The Israeli prime minister's tactics are to fight a war of attrition, hoping to grind down Palestinian resistance and then enter negotiation with a weakened Palestinian leadership.

He has said publicly that he supports the idea of a Palestinian state but European foreign ministers who have discussed this with him say that the Palestinian state he has in mind is a Bantustan, the artificial homelands created by the apartheid government in South Africa.

He has rejected the two main alternatives. Right-wingers in his cabinet are pushing for him to remove the Palestinian leader, Yasser Arafat, and re-occupy the West Bank and Gaza. The right has even called for the forced removal of Palestinians from the West Bank and Gaza.

The Israeli army is opposed to reoccupation. Israeli soldiers stationed in Nablus or Ramallah or Gaza City would be permanent targets, symbols of occupation.

The other main alternative, pushed by sections of the Labour party, which is also in his coalition government, is for the withdrawal from Gaza and the West Bank, setting up a Palestinian state and entering quickly into negotiations.

The Israeli foreign minister, Shimon Peres, who is also the most prominent Labour member, is pressing Mr Sharon to accept a plan roughly along these lines. The Palestinian state could be in existence within 12 weeks under his plan.

Mr Sharon, keen to keep Mr Peres in the coalition, has not dismissed it outright, complaining only that the timetable is too quick.

Successor

Even if Labour was to leave the coalition, Mr Sharon has enough support left to continue in government. Only if the right was also to desert him would he face a vote of confidence in the Israeli parliament. If more than half the 120-member Israeli parliament voted against him, it would trigger an election.

If Mr Sharon was to fall - and there is little sign of a vote of confidence, a leadership challenge or an early general election - he would almost certainly be replaced by the former prime minister, Binyamin Netanyahu, whose rhetoric is to the right of Mr Sharon. Mr Netanyahu has been vocal in support of re-occupation of the West Bank and Gaza and toppling Mr Arafat. Mr Peres, who signed the Oslo accords with Mr Arafat a decade ago, argues that the Palestinian leader is the only one who could sell a deal to his people.
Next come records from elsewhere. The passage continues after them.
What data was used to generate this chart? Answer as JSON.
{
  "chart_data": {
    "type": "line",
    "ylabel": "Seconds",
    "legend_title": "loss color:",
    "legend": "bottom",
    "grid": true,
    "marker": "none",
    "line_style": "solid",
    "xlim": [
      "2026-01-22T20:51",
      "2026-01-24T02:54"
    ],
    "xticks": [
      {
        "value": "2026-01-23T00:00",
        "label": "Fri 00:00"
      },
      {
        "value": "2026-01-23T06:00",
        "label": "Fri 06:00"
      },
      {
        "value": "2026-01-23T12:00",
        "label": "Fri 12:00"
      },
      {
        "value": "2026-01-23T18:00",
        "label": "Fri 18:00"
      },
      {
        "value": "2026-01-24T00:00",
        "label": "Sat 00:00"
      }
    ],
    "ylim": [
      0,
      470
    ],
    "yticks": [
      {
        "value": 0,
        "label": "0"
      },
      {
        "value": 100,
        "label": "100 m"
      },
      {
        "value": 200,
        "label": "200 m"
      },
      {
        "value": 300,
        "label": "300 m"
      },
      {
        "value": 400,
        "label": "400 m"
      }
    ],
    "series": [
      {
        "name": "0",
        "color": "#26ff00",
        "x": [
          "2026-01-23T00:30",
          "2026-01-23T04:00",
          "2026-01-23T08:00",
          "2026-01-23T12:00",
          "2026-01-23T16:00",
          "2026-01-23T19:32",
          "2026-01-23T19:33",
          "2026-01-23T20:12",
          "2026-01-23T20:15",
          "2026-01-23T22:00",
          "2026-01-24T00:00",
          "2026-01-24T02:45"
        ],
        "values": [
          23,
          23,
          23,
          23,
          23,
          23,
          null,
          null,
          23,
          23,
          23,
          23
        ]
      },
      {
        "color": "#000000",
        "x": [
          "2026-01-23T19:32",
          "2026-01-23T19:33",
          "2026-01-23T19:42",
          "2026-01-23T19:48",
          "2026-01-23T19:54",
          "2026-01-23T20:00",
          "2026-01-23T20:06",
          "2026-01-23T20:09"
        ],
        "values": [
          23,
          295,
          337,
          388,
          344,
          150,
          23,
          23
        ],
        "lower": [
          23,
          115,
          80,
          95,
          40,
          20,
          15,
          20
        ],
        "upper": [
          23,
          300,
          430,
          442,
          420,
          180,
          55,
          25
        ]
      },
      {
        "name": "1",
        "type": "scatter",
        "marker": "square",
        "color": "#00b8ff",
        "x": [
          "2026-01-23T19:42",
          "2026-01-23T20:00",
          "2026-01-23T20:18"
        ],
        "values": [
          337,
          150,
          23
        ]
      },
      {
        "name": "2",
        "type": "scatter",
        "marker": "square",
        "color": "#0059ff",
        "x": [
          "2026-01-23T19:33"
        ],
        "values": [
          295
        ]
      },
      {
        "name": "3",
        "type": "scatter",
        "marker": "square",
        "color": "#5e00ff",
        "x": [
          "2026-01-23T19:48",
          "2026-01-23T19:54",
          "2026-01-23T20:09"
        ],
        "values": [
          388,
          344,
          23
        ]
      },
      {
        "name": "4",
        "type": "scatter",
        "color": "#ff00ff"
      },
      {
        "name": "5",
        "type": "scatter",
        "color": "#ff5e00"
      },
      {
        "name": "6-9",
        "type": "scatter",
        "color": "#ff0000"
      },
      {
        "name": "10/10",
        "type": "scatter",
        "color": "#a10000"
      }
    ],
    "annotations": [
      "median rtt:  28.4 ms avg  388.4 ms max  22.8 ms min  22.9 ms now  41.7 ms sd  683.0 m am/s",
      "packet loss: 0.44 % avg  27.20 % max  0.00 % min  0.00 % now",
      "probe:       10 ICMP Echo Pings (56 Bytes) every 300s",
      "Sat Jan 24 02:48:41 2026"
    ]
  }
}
Mr Sharon is indifferent to this argument. According to those around him, he believes that he can deal just as readily with the next generation of Palestinian leaders.

The only person outside Israel that Mr Sharon will listen to is the US president, George Bush. Mr Bush has sent his special Middle East envoy, General Anthony Zinni, who is scheduled to arrive in the region early next week.

There is speculation that he may try to persuade Mr Sharon to drop his demand that there be a cessation of Palestinian violence for at least seven days before he will regard the peace process as underway. The US is now believed to favour an immediate start to the peace process.

But Mr Bush is not about to play the part of honest broker that he hinted at in the aftermath of September 11. He will remain Mr Sharon's best friend. In spite of several visits by Mr Sharon to the White House, he has still to invite Mr Arafat.

The Saudi peace plan also now looks doomed, as too much an expression of hope and too short on detail.